At the same time, it should create more success for those contracted to run the farm.

It was also clear from the survey that there are situations where the contract milker or sharemilker would benefit from further training and development – especially those who are new to the roles.

Phillipa says rural professionals and industry bodies have a role to play in promoting and encouraging people to improve their financial and business skills before starting their own business – for example by undertaking budgeting courses, completing a Diploma in Agriculture or attending DairyNZ’s Mark and Measure course which covers goal setting and financial performance in year one or two of contract milking. 

She says it was clear from their research that training pathways for contract milkers to develop their skills are not clear, or the importance of training isn’t always recognised or valued by contract milkers or owners.

So, there is an opportunity for advisers and training providers to give more clarity around which qualifications and pathways are of benefit to contract milkers, she says.
It was also apparent that contract milkers often don’t get good independent advice before signing a contract.

It’s more common for a farm owner to engage an adviser to draw up the contract or be involved in bringing the two parties together but Paul says contract milkers should get trusted, independent advice from rural professionals who understand the farm management implications of contracts.

A contract is a legally binding agreement. Financially and personally, there can be a lot riding on the success of the venture and there can be a big responsibility to staff too so it’s not a step that should be taken lightly, he says.

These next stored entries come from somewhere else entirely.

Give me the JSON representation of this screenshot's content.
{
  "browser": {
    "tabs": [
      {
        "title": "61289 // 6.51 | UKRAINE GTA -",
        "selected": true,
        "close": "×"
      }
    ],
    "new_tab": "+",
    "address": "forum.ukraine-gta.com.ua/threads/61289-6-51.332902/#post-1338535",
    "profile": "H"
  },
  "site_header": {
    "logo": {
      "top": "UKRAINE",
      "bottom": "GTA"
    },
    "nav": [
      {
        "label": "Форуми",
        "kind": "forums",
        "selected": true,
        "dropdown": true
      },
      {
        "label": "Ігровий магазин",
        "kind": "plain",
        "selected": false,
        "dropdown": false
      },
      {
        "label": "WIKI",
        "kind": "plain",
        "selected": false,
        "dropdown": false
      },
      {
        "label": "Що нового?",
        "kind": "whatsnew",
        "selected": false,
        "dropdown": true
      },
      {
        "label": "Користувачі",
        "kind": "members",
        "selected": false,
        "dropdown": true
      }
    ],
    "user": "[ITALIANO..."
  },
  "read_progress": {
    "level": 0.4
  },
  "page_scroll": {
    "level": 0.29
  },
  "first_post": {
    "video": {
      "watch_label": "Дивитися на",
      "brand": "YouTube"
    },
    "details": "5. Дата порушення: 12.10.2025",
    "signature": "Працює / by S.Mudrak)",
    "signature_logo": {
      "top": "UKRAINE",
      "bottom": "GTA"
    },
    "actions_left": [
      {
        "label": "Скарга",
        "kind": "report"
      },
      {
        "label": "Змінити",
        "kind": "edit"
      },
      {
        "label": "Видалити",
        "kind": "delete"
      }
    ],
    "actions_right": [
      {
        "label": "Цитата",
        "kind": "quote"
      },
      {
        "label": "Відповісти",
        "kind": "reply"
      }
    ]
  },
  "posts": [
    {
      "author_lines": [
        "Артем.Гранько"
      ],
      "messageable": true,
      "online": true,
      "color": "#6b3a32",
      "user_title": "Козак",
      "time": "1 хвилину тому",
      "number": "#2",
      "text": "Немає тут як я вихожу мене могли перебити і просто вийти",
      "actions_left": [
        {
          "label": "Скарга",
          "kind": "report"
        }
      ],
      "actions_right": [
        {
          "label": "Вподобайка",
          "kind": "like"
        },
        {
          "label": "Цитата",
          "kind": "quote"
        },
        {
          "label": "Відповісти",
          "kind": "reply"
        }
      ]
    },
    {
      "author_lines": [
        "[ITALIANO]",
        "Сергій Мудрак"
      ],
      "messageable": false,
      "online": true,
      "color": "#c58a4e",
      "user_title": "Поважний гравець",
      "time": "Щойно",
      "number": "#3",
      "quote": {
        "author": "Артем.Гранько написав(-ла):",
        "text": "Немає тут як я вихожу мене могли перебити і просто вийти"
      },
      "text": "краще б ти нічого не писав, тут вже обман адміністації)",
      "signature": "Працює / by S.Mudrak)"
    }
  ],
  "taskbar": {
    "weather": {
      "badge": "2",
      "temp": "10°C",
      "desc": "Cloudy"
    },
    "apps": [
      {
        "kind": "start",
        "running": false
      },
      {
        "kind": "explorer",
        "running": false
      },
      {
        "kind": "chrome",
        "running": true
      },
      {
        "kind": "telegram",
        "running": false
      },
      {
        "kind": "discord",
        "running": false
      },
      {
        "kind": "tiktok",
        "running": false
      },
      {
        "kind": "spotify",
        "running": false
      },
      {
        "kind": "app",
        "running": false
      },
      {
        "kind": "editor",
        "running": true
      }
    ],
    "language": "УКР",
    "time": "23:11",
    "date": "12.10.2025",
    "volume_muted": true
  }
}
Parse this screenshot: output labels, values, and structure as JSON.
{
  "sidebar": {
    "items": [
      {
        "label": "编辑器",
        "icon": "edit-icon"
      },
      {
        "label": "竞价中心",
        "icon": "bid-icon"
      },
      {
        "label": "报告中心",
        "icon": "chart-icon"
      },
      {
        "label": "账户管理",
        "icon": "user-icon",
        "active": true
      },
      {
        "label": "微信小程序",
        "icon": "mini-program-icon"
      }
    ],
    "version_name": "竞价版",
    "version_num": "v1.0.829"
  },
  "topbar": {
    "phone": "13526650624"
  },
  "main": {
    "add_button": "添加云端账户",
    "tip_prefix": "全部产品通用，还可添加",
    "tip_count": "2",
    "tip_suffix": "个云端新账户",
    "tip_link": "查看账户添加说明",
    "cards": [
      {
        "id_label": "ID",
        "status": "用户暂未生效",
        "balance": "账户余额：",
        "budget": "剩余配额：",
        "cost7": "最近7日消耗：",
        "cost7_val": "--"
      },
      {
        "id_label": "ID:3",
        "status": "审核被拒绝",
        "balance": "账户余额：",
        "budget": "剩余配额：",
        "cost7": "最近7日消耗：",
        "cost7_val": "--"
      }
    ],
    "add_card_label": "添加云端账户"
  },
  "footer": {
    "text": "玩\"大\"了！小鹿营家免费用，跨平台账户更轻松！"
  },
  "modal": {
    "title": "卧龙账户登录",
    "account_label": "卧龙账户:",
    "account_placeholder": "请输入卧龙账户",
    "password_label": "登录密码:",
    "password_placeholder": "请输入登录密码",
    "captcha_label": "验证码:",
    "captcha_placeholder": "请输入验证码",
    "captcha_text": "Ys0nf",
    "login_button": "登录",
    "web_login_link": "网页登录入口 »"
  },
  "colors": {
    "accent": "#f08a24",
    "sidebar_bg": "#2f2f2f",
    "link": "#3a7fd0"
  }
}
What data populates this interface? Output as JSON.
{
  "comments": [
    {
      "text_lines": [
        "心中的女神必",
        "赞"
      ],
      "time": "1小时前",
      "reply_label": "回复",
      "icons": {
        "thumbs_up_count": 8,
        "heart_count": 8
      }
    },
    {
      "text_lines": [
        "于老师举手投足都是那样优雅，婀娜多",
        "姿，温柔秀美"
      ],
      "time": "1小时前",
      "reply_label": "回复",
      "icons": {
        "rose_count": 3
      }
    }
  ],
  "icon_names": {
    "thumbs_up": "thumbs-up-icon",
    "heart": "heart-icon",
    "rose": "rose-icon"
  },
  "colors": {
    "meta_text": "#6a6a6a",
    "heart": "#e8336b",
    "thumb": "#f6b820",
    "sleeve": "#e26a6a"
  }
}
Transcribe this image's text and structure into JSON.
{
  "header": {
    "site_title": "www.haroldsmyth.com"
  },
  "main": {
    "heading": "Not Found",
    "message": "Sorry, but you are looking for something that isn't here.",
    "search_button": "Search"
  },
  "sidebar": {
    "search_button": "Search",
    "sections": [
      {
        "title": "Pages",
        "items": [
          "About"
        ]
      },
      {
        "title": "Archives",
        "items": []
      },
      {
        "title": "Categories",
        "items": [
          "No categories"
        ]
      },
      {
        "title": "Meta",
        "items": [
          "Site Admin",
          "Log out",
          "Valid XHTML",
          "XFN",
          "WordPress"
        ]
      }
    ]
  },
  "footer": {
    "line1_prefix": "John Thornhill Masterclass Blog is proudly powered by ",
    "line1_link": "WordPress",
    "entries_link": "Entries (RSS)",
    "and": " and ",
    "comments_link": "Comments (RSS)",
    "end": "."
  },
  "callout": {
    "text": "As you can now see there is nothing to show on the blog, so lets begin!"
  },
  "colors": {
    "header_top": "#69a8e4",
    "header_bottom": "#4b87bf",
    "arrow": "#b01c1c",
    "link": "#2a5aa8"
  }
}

Both Phillipa and Paul advised that the contract should be reviewed annually – particularly important in the current climate of rapidly rising costs.

It’s apparent that people aren’t fully aware of the opportunities contract milking or sharemilking offer to achieve high equity gains and contract milkers and sharemilkers themselves aren’t sure about the options to invest and grow their equity.

Paul says the sector can do more to promote and share some of the many success stories about people who have progressed and how they’ve grown their funds through a variety of ways – rental investments, investment funds, equity partnerships or herd-owning sharemilking.